Packages that must share a single instance (React, Zustand stores):

{
  "name": "@myorg/ui",
  "peerDependencies": {
    "react": "^18.0.0",
    "react-dom": "^18.0.0"
  },
  "peerDependenciesMeta": {
    "react-dom": {
      "optional": true
    }
  },
  "devDependencies": {
    "react": "^18.3.0",
    "react-dom": "^18.3.0"
  }
}

Circular Dependency Detection

# Using madge
npx madge --circular --extensions ts,tsx packages/

# Using dpdm
npx dpdm --circular --tree false packages/core/src/index.ts

Add to CI:

- name: Check circular dependencies
  run: npx madge --circular --extensions ts,tsx packages/

Best Practices

  1. Define clear package boundaries — Every package should have a single purpose and a clean public API exported from index.ts.
  2. Use peer dependencies for singletons — React, framework stores, and other packages that must be single instances should be peer deps.
  3. Align external versions — Use catalogs, syncpack, or Renovate grouping to prevent version drift across packages.
  4. Enforce dependency direction — Use lint rules or Nx boundaries to prevent apps from being imported by libs, or lower-level libs from importing higher-level ones.
  5. Detect circular dependencies in CI — Circular deps break build ordering and create subtle runtime issues. Fail CI if any are found.
  6. Use exports field — Define explicit entry points to prevent consumers from reaching into internal files.
  7. Minimize cross-package dependencies — Each additional edge in the dependency graph reduces parallelism and increases the blast radius of changes.

Common Pitfalls

  • Importing from src/ across packages — Always import from the package name (@myorg/utils), never from relative paths to source. Use transpilePackages if you need source-level imports in dev.
  • Duplicated framework instances — If React appears multiple times in the bundle, hooks break. Use peer deps and check with npm ls react.
  • Barrel file bloat — A top-level index.ts that re-exports everything forces bundlers to load the entire package. Use subpath exports for large packages.
  • Version mismatches in lockfile — Different packages requesting different ranges of the same dep can cause multiple installed versions. Use syncpack to detect this.
  • Forgetting to build dependencies first — If @myorg/ui depends on @myorg/utils, building ui before utils fails. Configure your task runner's topological ordering.

Anti-Patterns

Over-engineering for hypothetical scale. Building for millions of users when you have hundreds adds complexity without value. Solve today's problems first.
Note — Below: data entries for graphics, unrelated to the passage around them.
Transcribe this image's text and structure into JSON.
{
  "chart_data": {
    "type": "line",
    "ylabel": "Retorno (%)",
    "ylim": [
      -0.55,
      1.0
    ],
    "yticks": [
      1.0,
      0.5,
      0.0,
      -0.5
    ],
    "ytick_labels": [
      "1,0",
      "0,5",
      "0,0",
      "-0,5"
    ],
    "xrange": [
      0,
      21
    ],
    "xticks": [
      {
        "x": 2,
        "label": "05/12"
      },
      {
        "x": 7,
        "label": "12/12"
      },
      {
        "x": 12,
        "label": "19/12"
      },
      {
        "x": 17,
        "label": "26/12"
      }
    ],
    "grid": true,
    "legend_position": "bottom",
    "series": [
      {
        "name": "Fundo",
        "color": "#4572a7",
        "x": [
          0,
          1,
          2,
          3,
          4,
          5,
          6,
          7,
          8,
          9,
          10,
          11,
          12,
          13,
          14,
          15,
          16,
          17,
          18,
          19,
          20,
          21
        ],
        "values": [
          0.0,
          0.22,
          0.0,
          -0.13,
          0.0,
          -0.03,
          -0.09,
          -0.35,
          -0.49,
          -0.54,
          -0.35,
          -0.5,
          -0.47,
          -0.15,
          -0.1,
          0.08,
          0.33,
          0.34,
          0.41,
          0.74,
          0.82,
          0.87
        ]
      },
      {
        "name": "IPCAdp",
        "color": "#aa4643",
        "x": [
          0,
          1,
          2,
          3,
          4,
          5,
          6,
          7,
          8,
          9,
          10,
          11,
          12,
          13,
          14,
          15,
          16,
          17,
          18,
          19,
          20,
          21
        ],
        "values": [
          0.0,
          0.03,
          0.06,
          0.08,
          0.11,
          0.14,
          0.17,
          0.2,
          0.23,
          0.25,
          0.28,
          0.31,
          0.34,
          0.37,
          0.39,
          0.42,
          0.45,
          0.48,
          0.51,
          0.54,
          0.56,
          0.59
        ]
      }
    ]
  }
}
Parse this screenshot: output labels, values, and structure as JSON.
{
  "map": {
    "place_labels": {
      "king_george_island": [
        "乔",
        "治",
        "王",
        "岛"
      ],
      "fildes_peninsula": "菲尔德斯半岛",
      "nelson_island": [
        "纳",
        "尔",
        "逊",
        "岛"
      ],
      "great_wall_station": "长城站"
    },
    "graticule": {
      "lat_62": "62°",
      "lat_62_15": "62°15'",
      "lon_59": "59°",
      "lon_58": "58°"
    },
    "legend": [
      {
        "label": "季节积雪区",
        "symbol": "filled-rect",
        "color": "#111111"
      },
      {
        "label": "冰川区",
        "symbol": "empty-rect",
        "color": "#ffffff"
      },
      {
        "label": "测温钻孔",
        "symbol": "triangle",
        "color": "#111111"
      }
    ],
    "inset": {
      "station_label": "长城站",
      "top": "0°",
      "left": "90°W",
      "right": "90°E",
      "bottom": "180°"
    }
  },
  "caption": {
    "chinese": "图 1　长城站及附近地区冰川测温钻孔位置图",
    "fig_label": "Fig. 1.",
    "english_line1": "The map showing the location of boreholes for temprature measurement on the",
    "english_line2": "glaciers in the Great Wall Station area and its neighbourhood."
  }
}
Ignoring the existing ecosystem. Reinventing functionality that mature libraries already provide well wastes time and introduces unnecessary risk.

Premature abstraction. Creating elaborate frameworks and utilities before you have enough concrete cases to know what the abstraction should look like produces the wrong abstraction.

Neglecting error handling at boundaries. Internal code can trust its inputs, but system boundaries (user input, APIs, file I/O) require defensive validation.

Skipping documentation for obvious code. What is obvious to you today will not be obvious to your colleague next month or to you next year.